3.1.2. Influence of the Number of Rotational Bonds
Figure 9 presents the relative distribution of all active ligands in the DUD–E dataset taking into consideration the number of rotational bonds present. There is a higher prevalence in molecules with 4 to 7, and 8 to 11 rotational bonds, representing 73% of the dataset. The remaining 27% corresponds to molecules with 0 to 3 and higher than 12 rotational bonds.

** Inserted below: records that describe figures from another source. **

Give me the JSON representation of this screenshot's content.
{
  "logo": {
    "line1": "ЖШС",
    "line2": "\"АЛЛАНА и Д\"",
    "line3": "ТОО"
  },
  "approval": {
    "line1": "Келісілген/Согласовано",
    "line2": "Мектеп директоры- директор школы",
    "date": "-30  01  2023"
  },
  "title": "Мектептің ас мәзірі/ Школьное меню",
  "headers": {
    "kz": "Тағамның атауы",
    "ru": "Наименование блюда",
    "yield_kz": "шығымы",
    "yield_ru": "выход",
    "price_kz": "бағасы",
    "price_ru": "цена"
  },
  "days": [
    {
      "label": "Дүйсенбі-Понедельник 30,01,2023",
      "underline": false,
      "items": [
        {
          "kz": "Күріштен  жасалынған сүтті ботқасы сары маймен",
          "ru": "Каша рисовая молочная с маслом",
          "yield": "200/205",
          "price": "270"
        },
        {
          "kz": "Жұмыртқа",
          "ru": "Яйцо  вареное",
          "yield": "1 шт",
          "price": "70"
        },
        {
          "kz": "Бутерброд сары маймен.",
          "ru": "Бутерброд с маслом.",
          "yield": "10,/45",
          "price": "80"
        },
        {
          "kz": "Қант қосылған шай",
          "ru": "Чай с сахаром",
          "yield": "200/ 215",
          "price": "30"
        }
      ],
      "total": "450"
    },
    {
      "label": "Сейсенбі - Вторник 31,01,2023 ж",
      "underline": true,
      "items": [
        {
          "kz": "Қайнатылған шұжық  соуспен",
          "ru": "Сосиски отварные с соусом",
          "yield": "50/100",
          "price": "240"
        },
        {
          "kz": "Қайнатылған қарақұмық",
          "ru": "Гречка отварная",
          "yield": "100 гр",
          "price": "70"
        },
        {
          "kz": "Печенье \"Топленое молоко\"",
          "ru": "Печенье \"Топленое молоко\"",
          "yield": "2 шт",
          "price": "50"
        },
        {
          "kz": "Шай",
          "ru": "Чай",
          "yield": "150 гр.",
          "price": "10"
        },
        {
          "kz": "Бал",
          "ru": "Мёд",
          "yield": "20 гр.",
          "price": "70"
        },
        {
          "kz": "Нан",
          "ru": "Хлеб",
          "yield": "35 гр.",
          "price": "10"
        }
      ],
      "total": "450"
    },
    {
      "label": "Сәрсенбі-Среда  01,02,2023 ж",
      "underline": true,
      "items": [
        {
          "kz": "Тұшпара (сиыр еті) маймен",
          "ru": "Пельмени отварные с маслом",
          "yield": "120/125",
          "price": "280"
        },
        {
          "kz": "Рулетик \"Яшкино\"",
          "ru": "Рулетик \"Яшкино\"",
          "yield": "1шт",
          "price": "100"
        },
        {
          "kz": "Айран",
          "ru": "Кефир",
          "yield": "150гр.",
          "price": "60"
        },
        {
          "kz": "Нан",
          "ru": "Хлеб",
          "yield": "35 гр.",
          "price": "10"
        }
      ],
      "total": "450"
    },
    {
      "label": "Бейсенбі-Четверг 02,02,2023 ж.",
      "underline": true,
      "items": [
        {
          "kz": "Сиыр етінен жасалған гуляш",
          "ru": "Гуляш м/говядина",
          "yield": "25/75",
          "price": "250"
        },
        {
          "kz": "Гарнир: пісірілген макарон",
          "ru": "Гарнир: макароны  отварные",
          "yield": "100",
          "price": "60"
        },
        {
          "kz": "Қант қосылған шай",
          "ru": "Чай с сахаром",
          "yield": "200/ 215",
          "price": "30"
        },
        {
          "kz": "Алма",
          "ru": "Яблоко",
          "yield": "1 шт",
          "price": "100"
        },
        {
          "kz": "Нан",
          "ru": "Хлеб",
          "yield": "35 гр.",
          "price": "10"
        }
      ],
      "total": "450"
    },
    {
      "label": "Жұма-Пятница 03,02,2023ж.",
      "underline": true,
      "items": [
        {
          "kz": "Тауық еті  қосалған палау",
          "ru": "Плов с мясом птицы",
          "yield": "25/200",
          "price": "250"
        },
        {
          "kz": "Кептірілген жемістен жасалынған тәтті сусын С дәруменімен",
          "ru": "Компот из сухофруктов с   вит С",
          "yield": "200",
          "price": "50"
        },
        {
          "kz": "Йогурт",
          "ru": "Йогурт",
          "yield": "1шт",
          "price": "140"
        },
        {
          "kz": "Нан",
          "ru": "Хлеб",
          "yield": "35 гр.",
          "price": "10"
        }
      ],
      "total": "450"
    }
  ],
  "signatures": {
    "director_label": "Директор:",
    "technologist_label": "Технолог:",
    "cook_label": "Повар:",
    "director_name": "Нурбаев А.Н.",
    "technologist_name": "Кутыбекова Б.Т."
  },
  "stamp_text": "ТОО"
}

Ligands with more rotatable bonds presented a higher challenge for docking because they could adopt a larger number of possible conformations. Discriminating actives with many rotatable bonds from decoys with many rotatable bonds hence became more difficult, because correctly identifying the real pose of the ligand was more challenging. Hence, ligands with a higher number of rotational bonds were placed at the worst position in the database, when comparing with the ligands with fewer rotatable bonds. In this study, this was observed for all studied families.
In
Figure 10, the data for nuclear receptors and GPCRs are presented. For both families, AutoDock was able to rank more ligands early on. While in GPCRs there was a clear difference in the discrimination ability between Vina and AutoDock, for nuclear receptors, there was a similar behavior between both alternatives (exception—compounds with 4 rotatable bonds in nuclear receptors). According to our study, molecules with 5 to 10 rotational bonds ensured a better prediction with both AutoDock and Vina.